Sony has criticized Microsoft’s plan to maintain Call of Dutyon PlayStation “inadequate on many levels.” Microsoft Gaming CEO Phil Spencer revealed to The Verge this week that Microsoft is determined to keep Call of Duty on PlayStation for “several more years” beyond the current deal Sony signed with Activision. Sony isn’t happy, however it’s not surprising, as Microsoft is working to achieve the $68.7 billion Activision Blizzard deal approved by the regulators.

“Microsoft has only offered for Call of Duty to remain on PlayStation for three years after the current agreement between Activision and Sony ends,” says PlayStation director Jim Ryan in a statement to Games Industry.biz. “After nearly twenty years playing Call of Duty on PlayStation their offer was not sufficient on numerous levels and did not consider the effects on gamers. We’d like to ensure that PlayStation gamers will continue to enjoy the best Call of Duty experience. Microsoft’s proposal is a violation of this fundamental principle.”
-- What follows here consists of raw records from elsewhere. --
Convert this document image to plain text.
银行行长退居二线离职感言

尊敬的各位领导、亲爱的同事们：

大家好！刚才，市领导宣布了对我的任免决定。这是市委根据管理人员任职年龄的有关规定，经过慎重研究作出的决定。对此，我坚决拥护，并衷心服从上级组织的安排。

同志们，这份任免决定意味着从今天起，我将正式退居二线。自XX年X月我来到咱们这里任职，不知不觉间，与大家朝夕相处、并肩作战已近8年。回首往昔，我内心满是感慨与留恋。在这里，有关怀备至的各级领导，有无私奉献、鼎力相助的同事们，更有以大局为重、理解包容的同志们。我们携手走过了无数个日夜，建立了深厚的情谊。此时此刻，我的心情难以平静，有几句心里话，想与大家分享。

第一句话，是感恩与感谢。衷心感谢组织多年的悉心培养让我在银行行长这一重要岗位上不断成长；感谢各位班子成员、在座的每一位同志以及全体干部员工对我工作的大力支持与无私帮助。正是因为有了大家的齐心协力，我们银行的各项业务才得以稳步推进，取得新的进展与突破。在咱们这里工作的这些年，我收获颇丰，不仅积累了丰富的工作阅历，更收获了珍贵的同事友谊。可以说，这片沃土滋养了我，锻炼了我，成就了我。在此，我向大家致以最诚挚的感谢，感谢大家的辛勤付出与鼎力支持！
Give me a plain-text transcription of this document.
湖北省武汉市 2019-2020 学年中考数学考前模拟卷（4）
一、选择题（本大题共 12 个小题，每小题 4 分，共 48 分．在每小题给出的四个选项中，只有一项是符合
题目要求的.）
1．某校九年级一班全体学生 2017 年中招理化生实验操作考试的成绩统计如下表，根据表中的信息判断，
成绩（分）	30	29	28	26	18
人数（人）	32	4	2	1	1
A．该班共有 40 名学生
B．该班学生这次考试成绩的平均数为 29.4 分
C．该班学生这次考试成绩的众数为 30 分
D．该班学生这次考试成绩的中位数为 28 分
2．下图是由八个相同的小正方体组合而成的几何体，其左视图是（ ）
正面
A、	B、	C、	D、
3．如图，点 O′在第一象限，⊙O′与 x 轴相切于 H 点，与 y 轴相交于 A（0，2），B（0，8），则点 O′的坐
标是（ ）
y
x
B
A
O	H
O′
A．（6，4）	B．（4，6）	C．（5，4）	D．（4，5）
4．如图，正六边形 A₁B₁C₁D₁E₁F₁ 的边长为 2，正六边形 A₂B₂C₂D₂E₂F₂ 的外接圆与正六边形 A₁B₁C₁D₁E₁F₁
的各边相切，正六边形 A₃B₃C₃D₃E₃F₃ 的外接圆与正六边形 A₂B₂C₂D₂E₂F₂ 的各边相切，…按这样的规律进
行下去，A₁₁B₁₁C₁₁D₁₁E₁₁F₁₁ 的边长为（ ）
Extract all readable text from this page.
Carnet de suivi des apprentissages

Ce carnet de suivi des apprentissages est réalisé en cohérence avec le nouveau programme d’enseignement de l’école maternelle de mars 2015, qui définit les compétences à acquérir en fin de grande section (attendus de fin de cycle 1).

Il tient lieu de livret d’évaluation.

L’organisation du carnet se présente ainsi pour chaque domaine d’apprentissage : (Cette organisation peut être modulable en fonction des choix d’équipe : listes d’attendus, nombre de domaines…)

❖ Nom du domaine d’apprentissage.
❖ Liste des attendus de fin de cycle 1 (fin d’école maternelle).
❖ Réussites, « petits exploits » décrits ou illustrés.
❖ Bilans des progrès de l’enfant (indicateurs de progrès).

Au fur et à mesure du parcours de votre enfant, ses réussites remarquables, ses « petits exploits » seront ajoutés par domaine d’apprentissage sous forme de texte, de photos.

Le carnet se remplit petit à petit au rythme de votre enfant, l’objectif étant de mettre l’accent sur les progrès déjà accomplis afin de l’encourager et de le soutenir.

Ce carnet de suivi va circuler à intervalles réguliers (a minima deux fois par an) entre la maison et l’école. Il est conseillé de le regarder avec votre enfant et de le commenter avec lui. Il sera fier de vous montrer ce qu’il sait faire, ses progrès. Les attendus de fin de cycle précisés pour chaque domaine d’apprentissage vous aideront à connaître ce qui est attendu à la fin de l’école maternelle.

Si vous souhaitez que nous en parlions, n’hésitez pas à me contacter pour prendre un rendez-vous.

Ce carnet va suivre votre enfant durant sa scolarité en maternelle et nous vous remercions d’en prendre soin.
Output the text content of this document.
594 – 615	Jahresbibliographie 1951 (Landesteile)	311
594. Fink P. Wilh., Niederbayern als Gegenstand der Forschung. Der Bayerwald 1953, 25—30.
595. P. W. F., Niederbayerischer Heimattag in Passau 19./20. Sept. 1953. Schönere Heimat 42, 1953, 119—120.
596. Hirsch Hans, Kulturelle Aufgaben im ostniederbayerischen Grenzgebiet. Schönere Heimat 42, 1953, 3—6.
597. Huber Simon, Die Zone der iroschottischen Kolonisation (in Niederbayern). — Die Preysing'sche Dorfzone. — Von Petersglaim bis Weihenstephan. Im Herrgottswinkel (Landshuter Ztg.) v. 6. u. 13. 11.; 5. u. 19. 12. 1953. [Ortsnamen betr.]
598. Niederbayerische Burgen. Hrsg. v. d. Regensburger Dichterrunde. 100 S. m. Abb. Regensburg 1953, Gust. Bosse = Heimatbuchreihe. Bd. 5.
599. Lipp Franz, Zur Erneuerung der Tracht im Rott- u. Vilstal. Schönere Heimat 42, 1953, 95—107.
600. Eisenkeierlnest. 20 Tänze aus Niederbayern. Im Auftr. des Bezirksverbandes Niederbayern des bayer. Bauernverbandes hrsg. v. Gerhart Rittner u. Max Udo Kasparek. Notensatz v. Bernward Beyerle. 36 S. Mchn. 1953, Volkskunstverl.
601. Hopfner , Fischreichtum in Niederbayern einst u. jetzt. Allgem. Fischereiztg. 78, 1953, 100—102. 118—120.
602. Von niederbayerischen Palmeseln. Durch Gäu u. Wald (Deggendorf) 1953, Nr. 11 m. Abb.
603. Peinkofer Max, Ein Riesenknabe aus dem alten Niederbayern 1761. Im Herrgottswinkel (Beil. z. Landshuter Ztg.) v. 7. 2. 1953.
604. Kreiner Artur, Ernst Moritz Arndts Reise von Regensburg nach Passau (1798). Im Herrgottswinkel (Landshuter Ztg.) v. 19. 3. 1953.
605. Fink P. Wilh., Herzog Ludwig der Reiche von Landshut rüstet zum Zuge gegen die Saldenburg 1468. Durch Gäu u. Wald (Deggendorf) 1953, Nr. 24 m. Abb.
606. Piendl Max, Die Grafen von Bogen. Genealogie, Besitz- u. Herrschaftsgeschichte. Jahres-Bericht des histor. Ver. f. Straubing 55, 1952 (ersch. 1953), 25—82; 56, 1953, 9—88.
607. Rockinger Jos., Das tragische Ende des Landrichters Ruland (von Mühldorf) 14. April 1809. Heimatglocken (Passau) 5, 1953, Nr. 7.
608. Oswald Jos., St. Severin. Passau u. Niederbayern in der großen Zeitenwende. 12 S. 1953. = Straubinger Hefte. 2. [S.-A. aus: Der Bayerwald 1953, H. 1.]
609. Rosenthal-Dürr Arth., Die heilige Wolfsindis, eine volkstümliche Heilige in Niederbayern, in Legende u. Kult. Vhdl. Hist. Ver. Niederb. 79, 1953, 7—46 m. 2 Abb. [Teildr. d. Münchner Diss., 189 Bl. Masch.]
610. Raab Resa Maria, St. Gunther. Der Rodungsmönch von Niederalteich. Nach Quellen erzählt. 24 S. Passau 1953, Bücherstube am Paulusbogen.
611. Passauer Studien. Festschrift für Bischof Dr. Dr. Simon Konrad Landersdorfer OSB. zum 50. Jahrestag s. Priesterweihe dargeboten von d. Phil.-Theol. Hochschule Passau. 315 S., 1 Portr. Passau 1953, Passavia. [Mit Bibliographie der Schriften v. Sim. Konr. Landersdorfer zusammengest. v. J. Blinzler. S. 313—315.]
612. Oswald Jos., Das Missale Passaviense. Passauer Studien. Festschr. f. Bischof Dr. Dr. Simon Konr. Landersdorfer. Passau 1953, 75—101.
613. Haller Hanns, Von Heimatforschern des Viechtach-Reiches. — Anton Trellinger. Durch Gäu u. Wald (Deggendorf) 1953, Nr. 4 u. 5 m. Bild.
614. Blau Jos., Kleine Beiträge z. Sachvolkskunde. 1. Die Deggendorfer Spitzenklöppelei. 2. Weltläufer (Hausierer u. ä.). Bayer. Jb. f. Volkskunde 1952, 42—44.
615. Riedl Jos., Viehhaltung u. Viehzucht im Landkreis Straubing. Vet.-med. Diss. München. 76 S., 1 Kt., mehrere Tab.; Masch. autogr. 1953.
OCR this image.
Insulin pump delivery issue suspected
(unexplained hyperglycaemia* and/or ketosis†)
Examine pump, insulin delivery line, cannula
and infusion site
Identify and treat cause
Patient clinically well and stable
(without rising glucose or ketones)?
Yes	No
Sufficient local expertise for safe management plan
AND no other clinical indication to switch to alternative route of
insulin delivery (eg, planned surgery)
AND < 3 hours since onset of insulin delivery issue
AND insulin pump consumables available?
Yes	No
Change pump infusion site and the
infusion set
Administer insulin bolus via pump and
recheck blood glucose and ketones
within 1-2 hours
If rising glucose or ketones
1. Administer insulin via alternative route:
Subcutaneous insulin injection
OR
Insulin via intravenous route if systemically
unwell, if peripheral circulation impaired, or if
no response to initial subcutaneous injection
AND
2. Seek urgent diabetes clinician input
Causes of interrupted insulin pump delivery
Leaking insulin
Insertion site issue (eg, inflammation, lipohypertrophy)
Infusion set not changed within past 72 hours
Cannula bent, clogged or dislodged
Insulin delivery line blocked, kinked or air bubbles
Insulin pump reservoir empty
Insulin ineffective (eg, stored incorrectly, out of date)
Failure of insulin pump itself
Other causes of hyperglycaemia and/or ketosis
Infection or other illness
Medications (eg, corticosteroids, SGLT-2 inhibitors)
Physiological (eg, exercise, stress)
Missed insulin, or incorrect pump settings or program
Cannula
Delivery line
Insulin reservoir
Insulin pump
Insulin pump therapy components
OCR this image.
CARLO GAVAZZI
Ryan’s comment clarifies the fact that “several more years” is actually three years after the Call of Duty marketing agreement expires. Bloombergoriginally stated earlier in the year that Microsoft had pledged to release Call of Duty on PlayStation “for at least the next two years,” meaning that Sony’s deal to market for the franchise may be up for renewal in 2024. This could mean that Microsoft has offered only to 2027.

“I hadn’t intended to comment on what I understood to be a private business discussion, but I feel the need to set the record straight because Phil Spencer brought this into the public forum,” adds Ryan in his statement. Spencer claimed that the Microsoft offer “goes well beyond typical gaming industry agreements,” however, it’s not enough to soothe Sony’s worries about the franchise.

Call of Duty is one of Activision’s biggest-selling franchises 

Lawyers representing Sony both Microsoft have been fighting over the significance in Call of Duty in documents presented the Brazilian Administrative Council for Economic Defense (CADE) regulator and it’s significant for both businesses. Sony says it’s challenging for others to develop an action game that is comparable to the action of Call of Dutyand that it is unique “as a gaming category on its own.” Microsoft claims it’s not as significant as its competitor makes it appear to be. In reality, it’s somewhere in between.

Microsoft could be required to provide more assurances regarding the future of Call of Duty‘s future to Sony in particular, since concerns over competition in Call of Duty are currently being investigated from regulators across The UK, Europe, US and around the world. In the UK, the Competition and Markets Authority (CMA) moved to investigate Microsoft’s Activision Blizzard agreement more closely over the past week. The CMA is now moving towards the next phase of investigation, which will require it to appoint an independent panel to decide whether Microsoft’s influence over games such as Call of Duty and World of Warcraftcould affect competitors.